On the dark side, another pair is added to the whiskers fan club. It made me sad at first, an a lil scared.. But what do I have to worry about? I'm being stupid for not trusting someone who I know I love. What the f*ck was my problem?
^Something I need to work on for my low self-confidence.
But on the bright side, I have to stay up for the second night in a row to wait for my sister to come home. Oh jolly-art-thou, thats not bright.

Till then.. I miss you snickers.. Please sneak in through my window tonight..


Saturday, August 30, 2003

La de da de da..

Hmm, what to write, what to write.
I have no idea but I am horribly bored with an ugly xanga.
But thats alright.

You know what sucks? Not knowing what you plan to do when you get out of school.. Feeling prone.

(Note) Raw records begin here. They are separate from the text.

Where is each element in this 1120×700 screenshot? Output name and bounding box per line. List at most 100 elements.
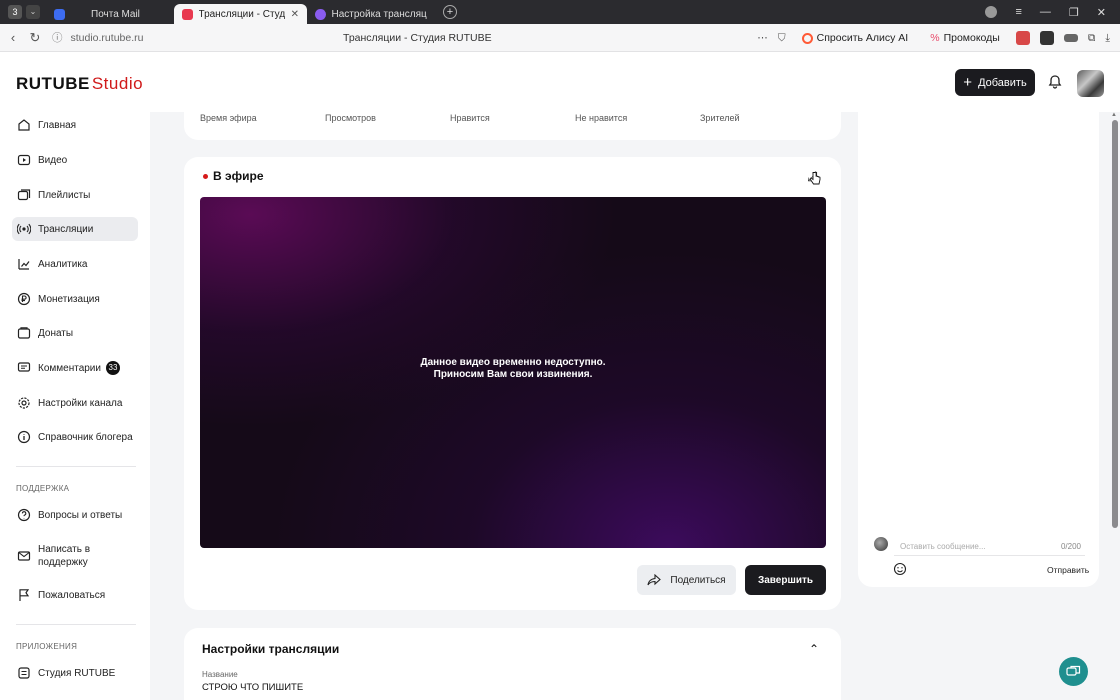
- comments-count-badge: 33: [105, 361, 120, 375]
- profile-icon[interactable]: [985, 6, 998, 18]
- add-button-label: Добавить: [978, 76, 1027, 89]
- tabs-dropdown-icon[interactable]: ⌄: [26, 5, 40, 19]
- extension-glasses-icon[interactable]: [1063, 34, 1078, 42]
- send-message-button[interactable]: Отправить: [1047, 565, 1089, 575]
- more-icon[interactable]: ⋯: [757, 32, 768, 44]
- player-message: Данное видео временно недоступно. Принос…: [200, 357, 826, 381]
- restore-icon[interactable]: ❐: [1069, 6, 1079, 19]
- sidebar-item-label: Пожаловаться: [38, 589, 106, 601]
- site-info-icon[interactable]: ⓘ: [52, 30, 63, 45]
- sidebar-item-contact-support[interactable]: Написать в поддержку: [12, 541, 138, 571]
- chat-message-input[interactable]: Оставить сообщение... 0/200: [894, 536, 1085, 556]
- chat-user-avatar: [874, 537, 888, 551]
- faq-icon: [17, 508, 31, 522]
- flag-icon: [19, 589, 30, 601]
- tab-label: Трансляции - Студия R: [198, 8, 285, 20]
- ruble-icon: [17, 292, 31, 306]
- avatar[interactable]: [1077, 70, 1104, 97]
- stat-air-time-label: Время эфира: [200, 113, 257, 123]
- hand-cursor-icon: [809, 171, 821, 185]
- ask-alice-button[interactable]: Спросить Алису AI: [796, 29, 915, 47]
- sidebar-item-broadcasts[interactable]: Трансляции: [12, 217, 138, 241]
- chevron-up-icon[interactable]: ⌃: [809, 642, 819, 656]
- sidebar-item-monetization[interactable]: Монетизация: [12, 287, 138, 311]
- scroll-up-icon[interactable]: ▲: [1111, 112, 1117, 118]
- stats-card: Время эфира Просмотров Нравится Не нрави…: [184, 112, 841, 140]
- url-field[interactable]: studio.rutube.ru: [71, 32, 144, 44]
- address-bar: ‹ ↻ ⓘ studio.rutube.ru Трансляции - Студ…: [0, 24, 1120, 52]
- live-card: В эфире ⤢ Данное видео временно недоступ…: [184, 157, 841, 610]
- plus-icon: +: [963, 73, 973, 91]
- page-scrollbar[interactable]: [1112, 120, 1118, 528]
- help-chat-button[interactable]: [1059, 657, 1088, 686]
- close-tab-icon[interactable]: ✕: [291, 9, 299, 20]
- chat-placeholder: Оставить сообщение...: [900, 542, 986, 551]
- logo-main: RUTUBE: [16, 74, 90, 93]
- close-window-icon[interactable]: ✕: [1097, 6, 1106, 19]
- alice-icon: [801, 32, 813, 44]
- tab-mail[interactable]: Почта Mail: [46, 4, 168, 24]
- share-icon: [647, 574, 662, 586]
- sidebar-item-label: Студия RUTUBE: [38, 667, 116, 679]
- sidebar-item-blogger-guide[interactable]: Справочник блогера: [12, 425, 138, 449]
- sidebar-item-label: Плейлисты: [38, 189, 91, 201]
- apps-heading: ПРИЛОЖЕНИЯ: [16, 642, 78, 651]
- video-player[interactable]: Данное видео временно недоступно. Принос…: [200, 197, 826, 548]
- tab-broadcasts[interactable]: Трансляции - Студия R ✕: [174, 4, 307, 24]
- name-field-value[interactable]: СТРОЮ ЧТО ПИШИТЕ: [202, 682, 303, 693]
- browser-badge[interactable]: 3: [8, 5, 22, 19]
- promocodes-label: Промокоды: [943, 32, 1000, 44]
- sidebar-item-label: Настройки канала: [38, 397, 123, 409]
- analytics-icon: [18, 259, 30, 270]
- player-message-line2: Приносим Вам свои извинения.: [433, 369, 593, 380]
- new-tab-button[interactable]: +: [443, 5, 457, 19]
- percent-icon: %: [930, 32, 940, 44]
- sidebar-item-video[interactable]: Видео: [12, 148, 138, 172]
- sidebar-item-label: Монетизация: [38, 293, 100, 305]
- broadcast-settings-card: Настройки трансляции ⌃ Название СТРОЮ ЧТ…: [184, 628, 841, 700]
- minimize-icon[interactable]: —: [1040, 6, 1051, 18]
- bookmark-icon[interactable]: ⛉: [778, 32, 786, 45]
- sidebar-item-channel-settings[interactable]: Настройки канала: [12, 391, 138, 415]
- sidebar-divider: [16, 624, 136, 625]
- download-icon[interactable]: ⤓: [1105, 32, 1110, 45]
- sidebar-item-home[interactable]: Главная: [12, 113, 138, 137]
- mail-icon: [17, 551, 31, 561]
- sidebar-divider: [16, 466, 136, 467]
- sidebar-item-label: Аналитика: [38, 258, 88, 270]
- reload-icon[interactable]: ↻: [22, 30, 48, 46]
- live-indicator-icon: [203, 174, 208, 179]
- sidebar-item-faq[interactable]: Вопросы и ответы: [12, 503, 138, 527]
- info-icon: [17, 430, 31, 444]
- rutube-studio-logo[interactable]: RUTUBE Studio: [16, 74, 143, 94]
- extensions-icon[interactable]: ⧉: [1088, 32, 1096, 45]
- stat-likes-label: Нравится: [450, 113, 490, 123]
- gear-icon: [18, 397, 30, 409]
- settings-title: Настройки трансляции: [202, 642, 340, 656]
- home-icon: [18, 119, 30, 131]
- share-button[interactable]: Поделиться: [637, 565, 736, 595]
- sidebar-item-label: Главная: [38, 119, 77, 131]
- promocodes-button[interactable]: % Промокоды: [924, 29, 1006, 47]
- sidebar-item-label: Трансляции: [38, 223, 94, 235]
- sidebar-item-report[interactable]: Пожаловаться: [12, 583, 138, 607]
- sidebar: Главная Видео Плейлисты Трансляции Анали…: [0, 112, 150, 700]
- emoji-icon[interactable]: [893, 562, 907, 576]
- sidebar-item-playlists[interactable]: Плейлисты: [12, 183, 138, 207]
- menu-icon[interactable]: ≡: [1015, 6, 1021, 18]
- sidebar-item-comments[interactable]: Комментарии 33: [12, 356, 138, 380]
- sidebar-item-label: Видео: [38, 154, 68, 166]
- sidebar-item-analytics[interactable]: Аналитика: [12, 252, 138, 276]
- sidebar-item-donations[interactable]: Донаты: [12, 321, 138, 345]
- sidebar-item-studio-app[interactable]: Студия RUTUBE: [12, 661, 138, 685]
- alice-favicon-icon: [315, 8, 326, 20]
- bell-icon[interactable]: [1047, 74, 1063, 90]
- finish-broadcast-button[interactable]: Завершить: [745, 565, 826, 595]
- app-header: RUTUBE Studio + Добавить: [0, 52, 1120, 112]
- add-button[interactable]: + Добавить: [955, 69, 1035, 96]
- chat-char-counter: 0/200: [1060, 542, 1081, 551]
- ask-alice-label: Спросить Алису AI: [816, 32, 909, 44]
- tab-broadcast-settings[interactable]: Настройка трансляции R: [307, 4, 435, 24]
- extension-tools-icon[interactable]: [1039, 31, 1054, 45]
- extension-red-icon[interactable]: [1015, 31, 1030, 45]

--Didn't know 'Martyr' is a band. Oh well.


Yeeeeeah.. Uhh. Hi guys.

I'm bored. And back.

..What the he*l am I doing?
I felt like coming back, oh well.

I lost my cord to my computer..
Yeah.
I'm screwed.
It sucks.
What am I to do now?
Oh well..
I lost it.

                                      Hate is such a bad thing.

Hoo-Hmm.

--You know the feeling where you wish that you could just speak in riddles? Or the guilt you feel when you'd do anything to just be there for someone, but you cant because your trapped? All you can say is that it sucks alot-of-bum.
Its almost 9 and I am dead beat tired. I hate journals. I dont like xanga. I dont like anything where you write cr*p in all the time. It was a big thing for me, but I guess I've grown out of it. But its for that purpose (on everything I've written above) that I hate these things. I have enough low-self esteem that I dont need to come back and say "how many people read this shizz?" Think about it and you'll know what I'm talking about.
The real reason why I dont like this d*mn thing is because I cant write what I want in it because of fear. I want people to know certain things, but the outcome wouldn't be to shabby at all, if you know what I mean, jellybean's. I just want to live in a little box thats anti-sterotype, anti-sexist, anti-drugged, anti-religon, and so on so fourth with people who wont end up back stabbing me later. But then again, look at myself.
Oh jolly-oh-thou I'm so pathetic, excuse my stupid entry I just typed.. I'm bored at home and getting tired of waiting for my sister to come home since shes.. (I cant remember her age, thats sad.) Gone an irrisponsible.

Enough of my whineing. Smile da*mit.